Lab grown meat, which saw $700 million in funding last year, is mostly backed by VCs, and VC’s push for revenues. But lab meat is incredibly capital intensive to produce, so cos operate at a loss. Couple that with huge valuations, and these cos are forced to show skyrocketing growth only attainable through mass market adoption. But these analogs, priced at high retails, are affordable to only the premium consumer. The remedy the book offers is to keep cellular ag out of the private markets and allow it to develop in academia until it can scale profitably.

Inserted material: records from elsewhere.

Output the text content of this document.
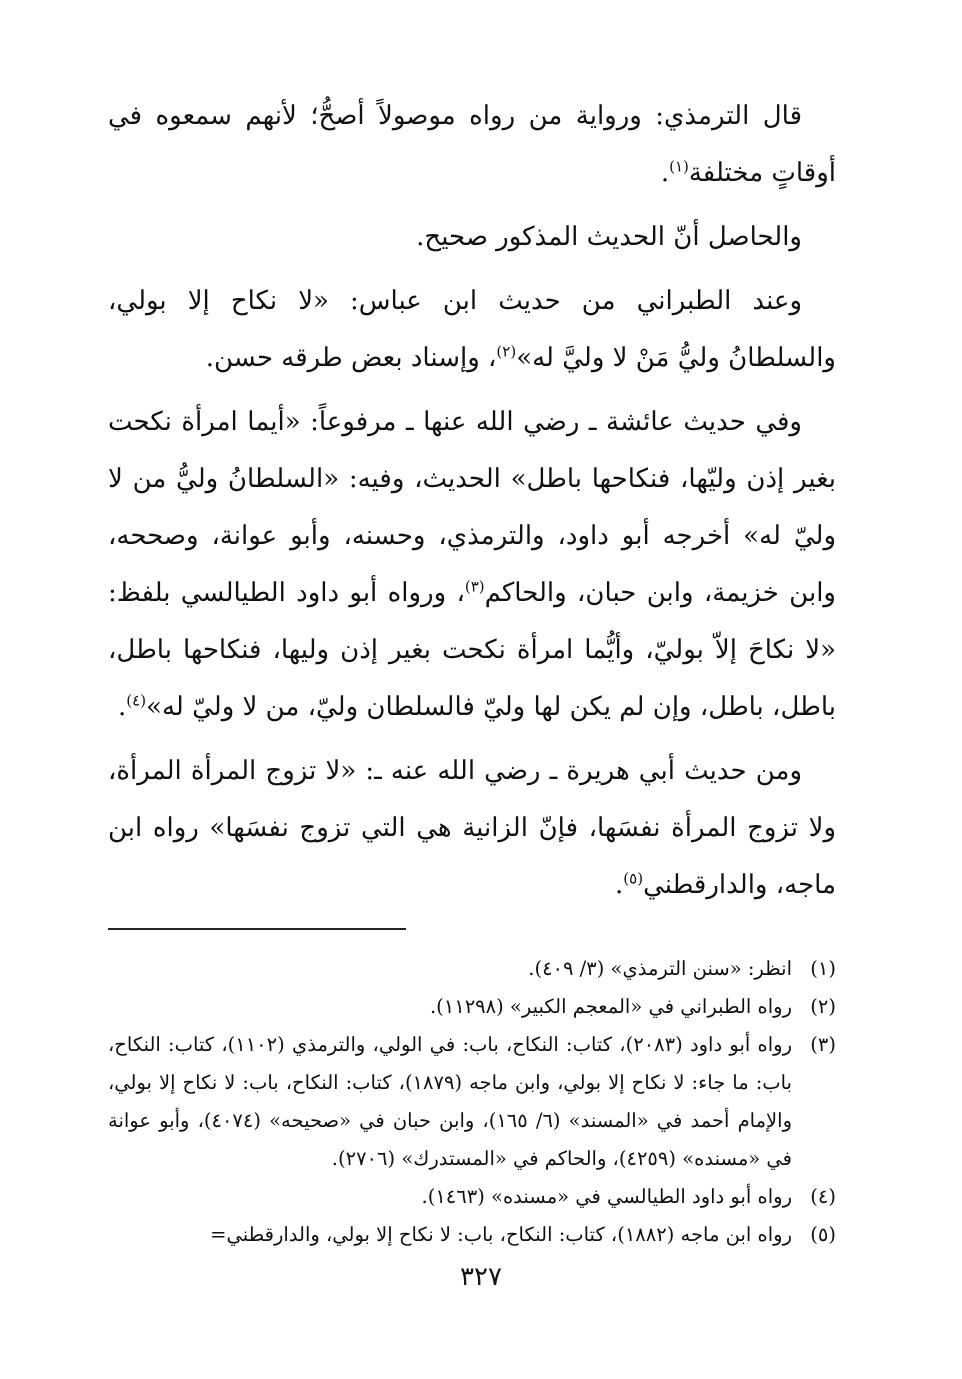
قال الترمذي: ورواية من رواه موصولاً أصحُّ؛ لأنهم سمعوه في أوقاتٍ مختلفة$^{(١)}$.

والحاصل أنّ الحديث المذكور صحيح.

وعند الطبراني من حديث ابن عباس: «لا نكاح إلا بولي، والسلطانُ وليُّ مَنْ لا وليَّ له»$^{(٢)}$، وإسناد بعض طرقه حسن.

وفي حديث عائشة ـ رضي الله عنها ـ مرفوعاً: «أيما امرأة نكحت بغير إذن وليّها، فنكاحها باطل» الحديث، وفيه: «السلطانُ وليُّ من لا وليّ له» أخرجه أبو داود، والترمذي، وحسنه، وأبو عوانة، وصححه، وابن خزيمة، وابن حبان، والحاكم$^{(٣)}$، ورواه أبو داود الطيالسي بلفظ: «لا نكاحَ إلاّ بوليّ، وأيُّما امرأة نكحت بغير إذن وليها، فنكاحها باطل، باطل، باطل، وإن لم يكن لها وليّ فالسلطان وليّ، من لا وليّ له»$^{(٤)}$.

ومن حديث أبي هريرة ـ رضي الله عنه ـ: «لا تزوج المرأة المرأة، ولا تزوج المرأة نفسَها، فإنّ الزانية هي التي تزوج نفسَها» رواه ابن ماجه، والدارقطني$^{(٥)}$.

(١)
انظر: «سنن الترمذي» (٣/ ٤٠٩).
(٢)
رواه الطبراني في «المعجم الكبير» (١١٢٩٨).
(٣)
رواه أبو داود (٢٠٨٣)، كتاب: النكاح، باب: في الولي، والترمذي (١١٠٢)، كتاب: النكاح، باب: ما جاء: لا نكاح إلا بولي، وابن ماجه (١٨٧٩)، كتاب: النكاح، باب: لا نكاح إلا بولي، والإمام أحمد في «المسند» (٦/ ١٦٥)، وابن حبان في «صحيحه» (٤٠٧٤)، وأبو عوانة في «مسنده» (٤٢٥٩)، والحاكم في «المستدرك» (٢٧٠٦).
(٤)
رواه أبو داود الطيالسي في «مسنده» (١٤٦٣).
(٥)
رواه ابن ماجه (١٨٨٢)، كتاب: النكاح، باب: لا نكاح إلا بولي، والدارقطني=
٣٢٧
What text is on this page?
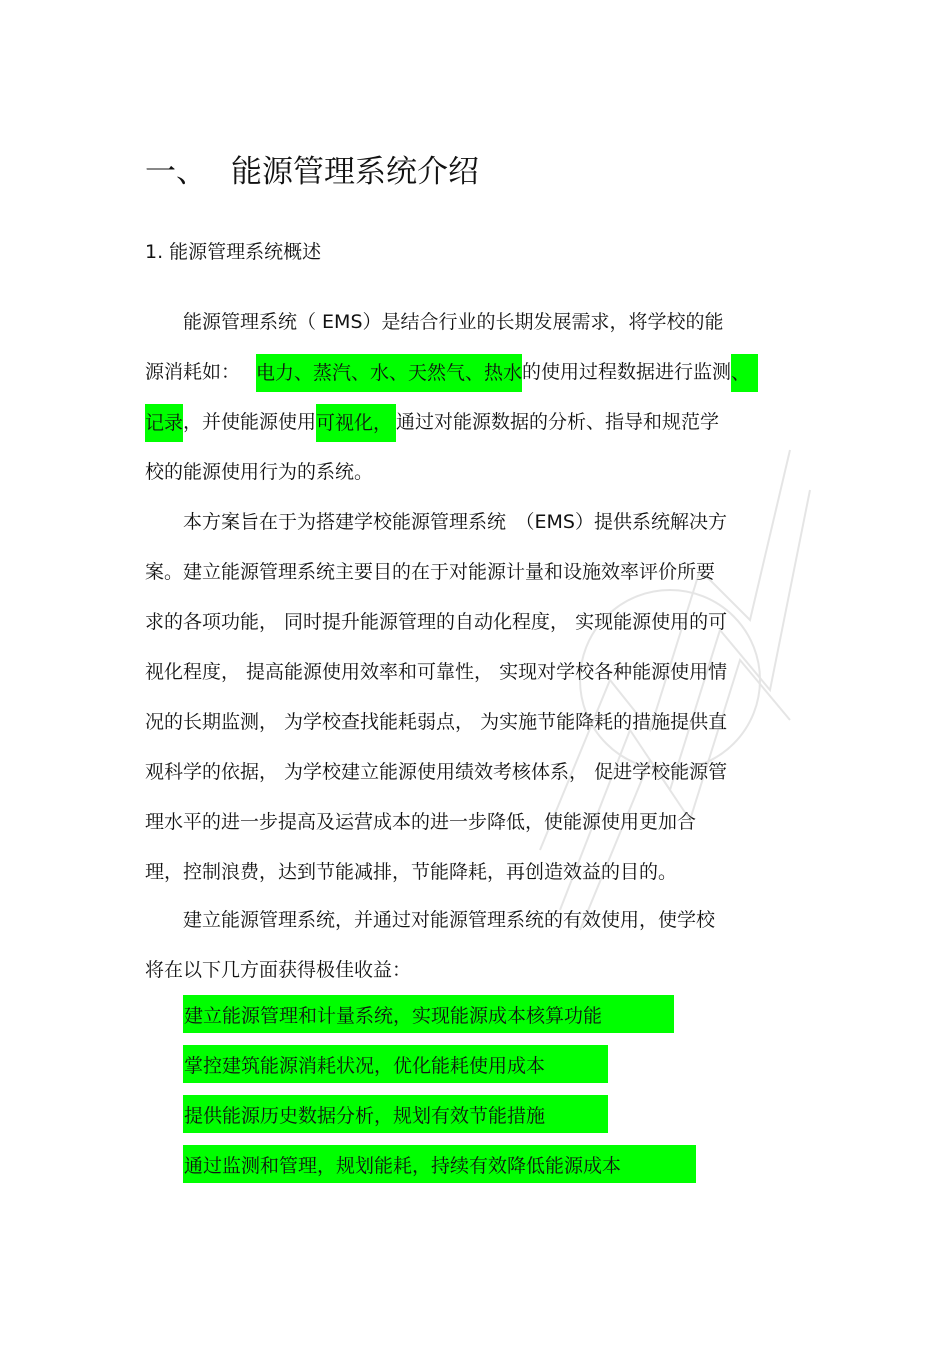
一、 能源管理系统介绍
1. 能源管理系统概述
能源管理系统（ EMS）是结合行业的长期发展需求，将学校的能
源消耗如： 电力、蒸汽、水、天然气、热水的使用过程数据进行监测、
记录，并使能源使用可视化， 通过对能源数据的分析、指导和规范学
校的能源使用行为的系统。
本方案旨在于为搭建学校能源管理系统　（EMS）提供系统解决方
案。建立能源管理系统主要目的在于对能源计量和设施效率评价所要
求的各项功能， 同时提升能源管理的自动化程度， 实现能源使用的可
视化程度， 提高能源使用效率和可靠性， 实现对学校各种能源使用情
况的长期监测， 为学校查找能耗弱点， 为实施节能降耗的措施提供直
观科学的依据， 为学校建立能源使用绩效考核体系， 促进学校能源管
理水平的进一步提高及运营成本的进一步降低，使能源使用更加合
理，控制浪费，达到节能减排，节能降耗，再创造效益的目的。
建立能源管理系统，并通过对能源管理系统的有效使用，使学校
将在以下几方面获得极佳收益：
建立能源管理和计量系统，实现能源成本核算功能
掌控建筑能源消耗状况，优化能耗使用成本
提供能源历史数据分析，规划有效节能措施
通过监测和管理，规划能耗，持续有效降低能源成本
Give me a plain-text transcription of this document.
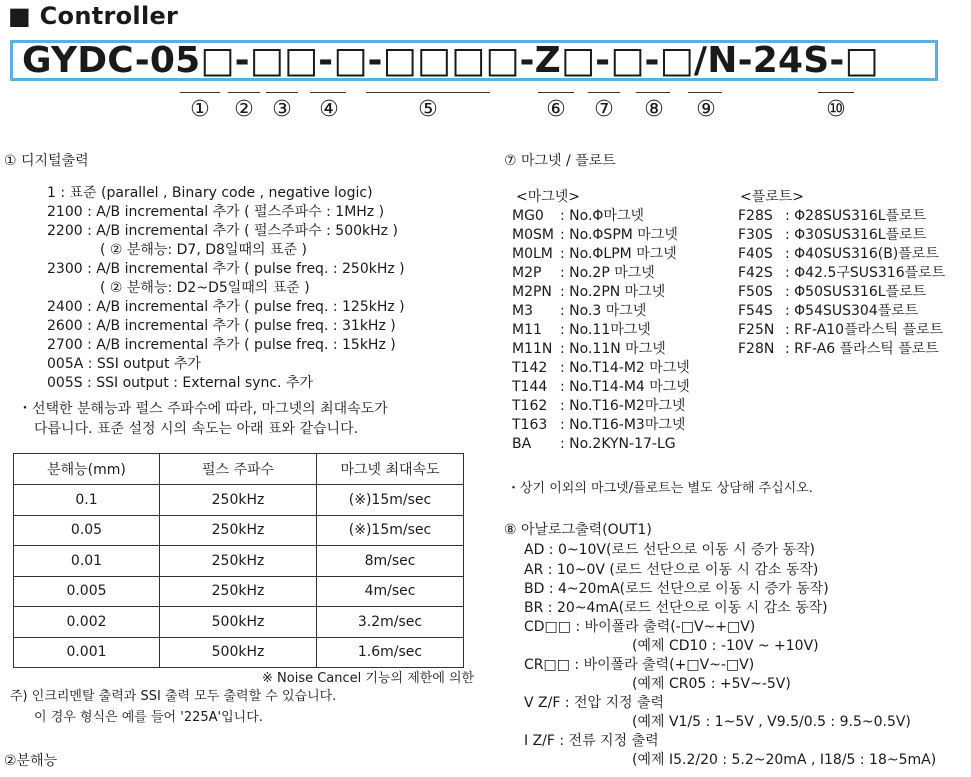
■ Controller
GYDC-05□-□□-□-□□□□-Z□-□-□/N-24S-□
① ② ③ ④	⑤	⑥ ⑦ ⑧ ⑨	⑩
① 디지털출력
1 : 표준 (parallel , Binary code , negative logic)
2100 : A/B incremental 추가 ( 펄스주파수 : 1MHz )
2200 : A/B incremental 추가 ( 펄스주파수 : 500kHz )
( ② 분해능: D7, D8일때의 표준 )
2300 : A/B incremental 추가 ( pulse freq. : 250kHz )
( ② 분해능: D2~D5일때의 표준 )
2400 : A/B incremental 추가 ( pulse freq. : 125kHz )
2600 : A/B incremental 추가 ( pulse freq. : 31kHz )
2700 : A/B incremental 추가 ( pulse freq. : 15kHz )
005A : SSI output 추가
005S : SSI output : External sync. 추가
・선택한 분해능과 펄스 주파수에 따라, 마그넷의 최대속도가
다릅니다. 표준 설정 시의 속도는 아래 표와 같습니다.
분해능(mm)	펄스 주파수	마그넷 최대속도
0.1	250kHz	(※)15m/sec
0.05	250kHz	(※)15m/sec
0.01	250kHz	8m/sec
0.005	250kHz	4m/sec
0.002	500kHz	3.2m/sec
0.001	500kHz	1.6m/sec
※ Noise Cancel 기능의 제한에 의한
주) 인크리멘탈 출력과 SSI 출력 모두 출력할 수 있습니다.
이 경우 형식은 예를 들어 '225A'입니다.
②분해능
⑦ 마그넷 / 플로트
<마그넷>	<플로트>
MG0 : No.Φ마그넷
M0SM : No.ΦSPM 마그넷
M0LM : No.ΦLPM 마그넷
M2P : No.2P 마그넷
M2PN : No.2PN 마그넷
M3 : No.3 마그넷
M11 : No.11마그넷
M11N : No.11N 마그넷
T142 : No.T14-M2 마그넷
T144 : No.T14-M4 마그넷
T162 : No.T16-M2마그넷
T163 : No.T16-M3마그넷
BA : No.2KYN-17-LG
F28S : Φ28SUS316L플로트
F30S : Φ30SUS316L플로트
F40S : Φ40SUS316(B)플로트
F42S : Φ42.5구SUS316플로트
F50S : Φ50SUS316L플로트
F54S : Φ54SUS304플로트
F25N : RF-A10플라스틱 플로트
F28N : RF-A6 플라스틱 플로트
・상기 이외의 마그넷/플로트는 별도 상담해 주십시오.
⑧ 아날로그출력(OUT1)
AD : 0~10V(로드 선단으로 이동 시 증가 동작)
AR : 10~0V (로드 선단으로 이동 시 감소 동작)
BD : 4~20mA(로드 선단으로 이동 시 증가 동작)
BR : 20~4mA(로드 선단으로 이동 시 감소 동작)
CD□□ : 바이폴라 출력(-□V~+□V)
(예제 CD10 : -10V ~ +10V)
CR□□ : 바이폴라 출력(+□V~-□V)
(예제 CR05 : +5V~-5V)
V Z/F : 전압 지정 출력
(예제 V1/5 : 1~5V , V9.5/0.5 : 9.5~0.5V)
I Z/F : 전류 지정 출력
(예제 I5.2/20 : 5.2~20mA , I18/5 : 18~5mA)
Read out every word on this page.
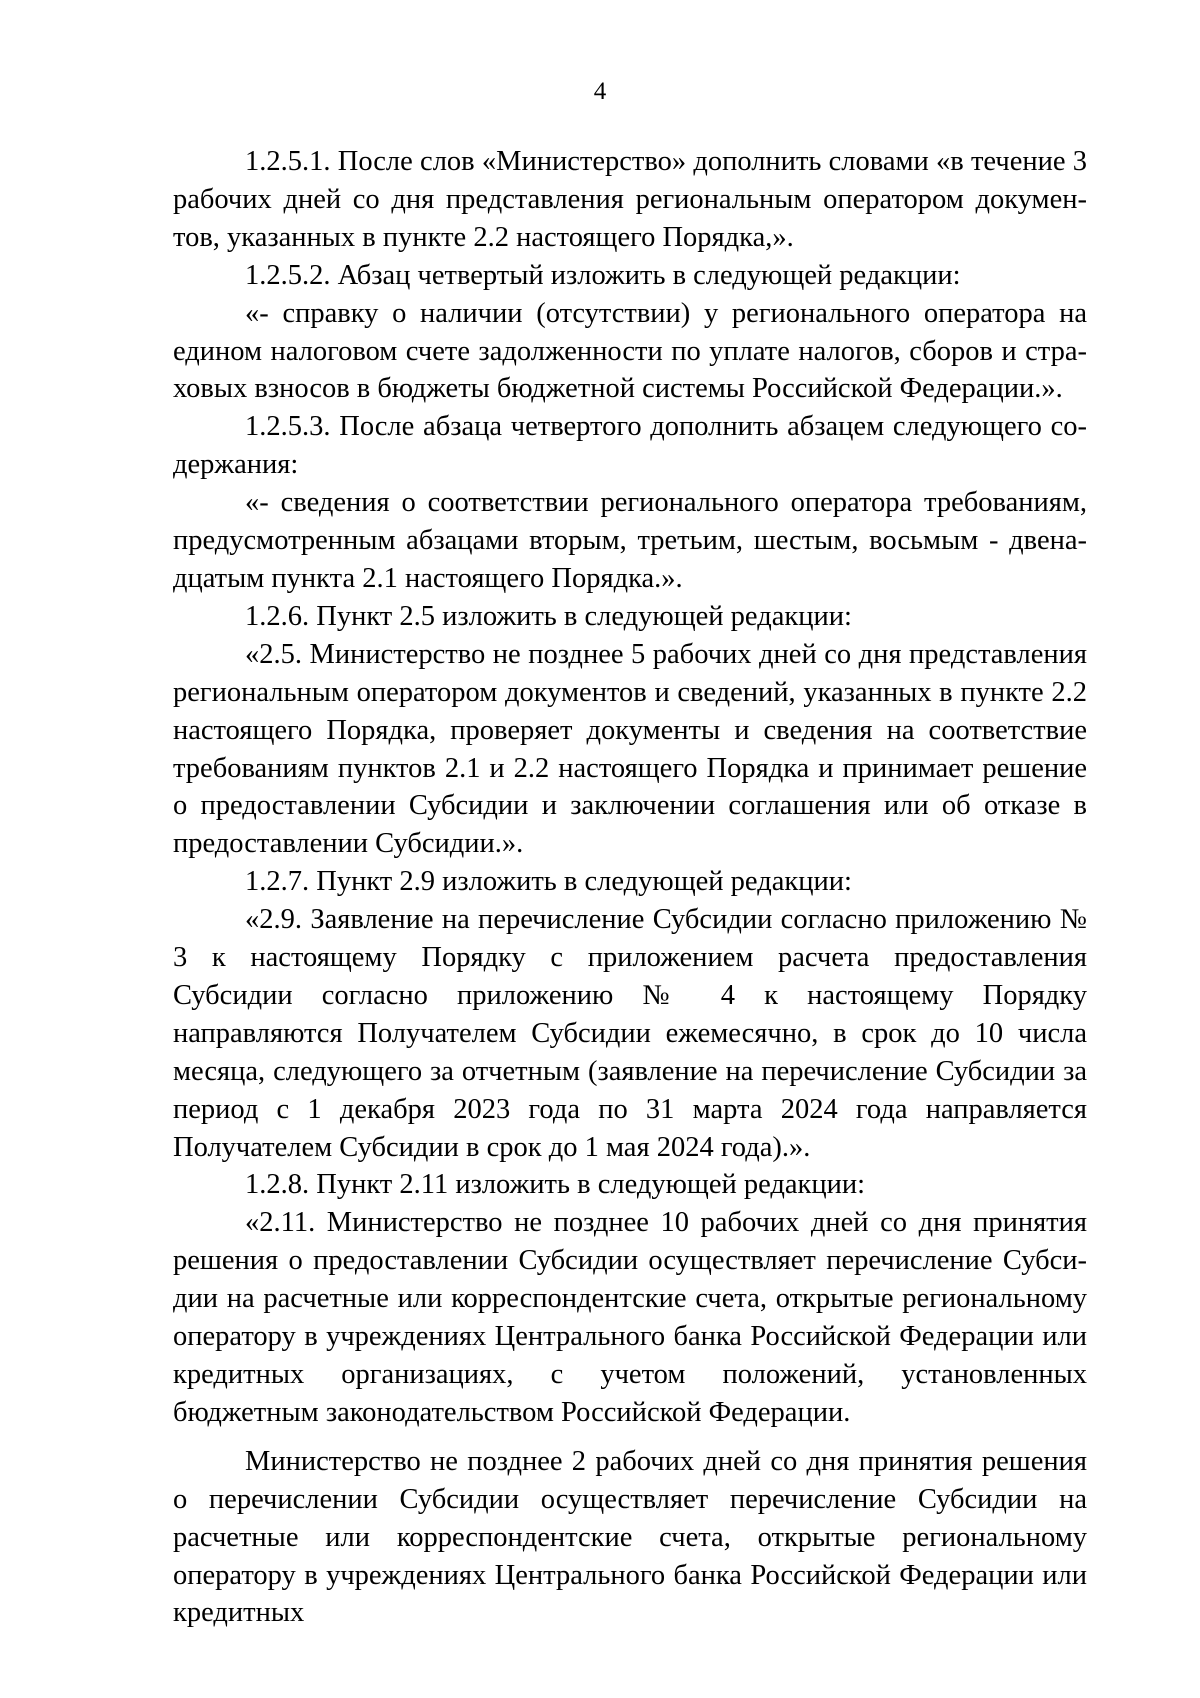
4

1.2.5.1. После слов «Министерство» дополнить словами «в течение 3 рабочих дней со дня представления региональным оператором документов, указанных в пункте 2.2 настоящего Порядка,».

1.2.5.2. Абзац четвертый изложить в следующей редакции:

«- справку о наличии (отсутствии) у регионального оператора на едином налоговом счете задолженности по уплате налогов, сборов и страховых взносов в бюджеты бюджетной системы Российской Федерации.».

1.2.5.3. После абзаца четвертого дополнить абзацем следующего содержания:

«- сведения о соответствии регионального оператора требованиям, предусмотренным абзацами вторым, третьим, шестым, восьмым - двенадцатым пункта 2.1 настоящего Порядка.».

1.2.6. Пункт 2.5 изложить в следующей редакции:

«2.5. Министерство не позднее 5 рабочих дней со дня представления региональным оператором документов и сведений, указанных в пункте 2.2 настоящего Порядка, проверяет документы и сведения на соответствие требованиям пунктов 2.1 и 2.2 настоящего Порядка и принимает решение о предоставлении Субсидии и заключении соглашения или об отказе в предоставлении Субсидии.».

1.2.7. Пункт 2.9 изложить в следующей редакции:

«2.9. Заявление на перечисление Субсидии согласно приложению № 3 к настоящему Порядку с приложением расчета предоставления Субсидии согласно приложению № 4 к настоящему Порядку направляются Получателем Субсидии ежемесячно, в срок до 10 числа месяца, следующего за отчетным (заявление на перечисление Субсидии за период с 1 декабря 2023 года по 31 марта 2024 года направляется Получателем Субсидии в срок до 1 мая 2024 года).».

1.2.8. Пункт 2.11 изложить в следующей редакции:

«2.11. Министерство не позднее 10 рабочих дней со дня принятия решения о предоставлении Субсидии осуществляет перечисление Субсидии на расчетные или корреспондентские счета, открытые региональному оператору в учреждениях Центрального банка Российской Федерации или кредитных организациях, с учетом положений, установленных бюджетным законодательством Российской Федерации.

Министерство не позднее 2 рабочих дней со дня принятия решения о перечислении Субсидии осуществляет перечисление Субсидии на расчетные или корреспондентские счета, открытые региональному оператору в учреждениях Центрального банка Российской Федерации или кредитных
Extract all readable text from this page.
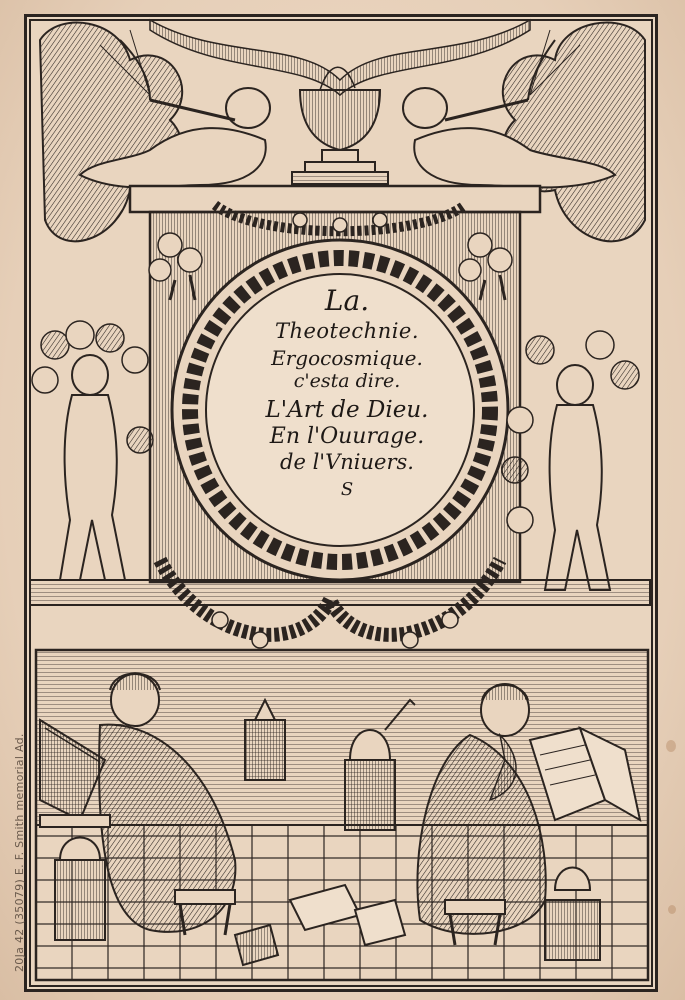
La.
Theotechnie.
Ergocosmique.
c'esta dire.
L'Art de Dieu.
En l'Ouurage.
de l'Vniuers.
S
20Ja 42 (35079) E. F. Smith memorial Ad.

Tech Crunch Courtesy of Meati Foods Meati mega ranch. The facility is larger than 100,000 square feet and, when operating at full capacity, will produce more than 45 million pounds of product a year. Now, the company’s total funding to date is over $250 million.– Food Dive
Which brings me (actually Chloe, but since I’ve thought of this too I’ll make it my idea) to a concluding thought that perhaps the best and most immediate prospect for alt meat, specifically lab meat, is as an ingredient.
It’s funny to me that when I was working at Big Food we struggled to stretch our food costs for meat products by adding as much cheap filler, called textured vegetable protein (or TVP which is essentially soy) as we could. “As much as we could” meant within the limits of the standard of identity– for example you can’t label it a “ground beef taco” if the whole thing is not at least 40% meat. Flip that on its head for a moment where the filler becomes the thing that makes the item desirable and affordable to consumers. So how about it? “Animal-free taco” made with 1/2 lab meat 1/2 TVP.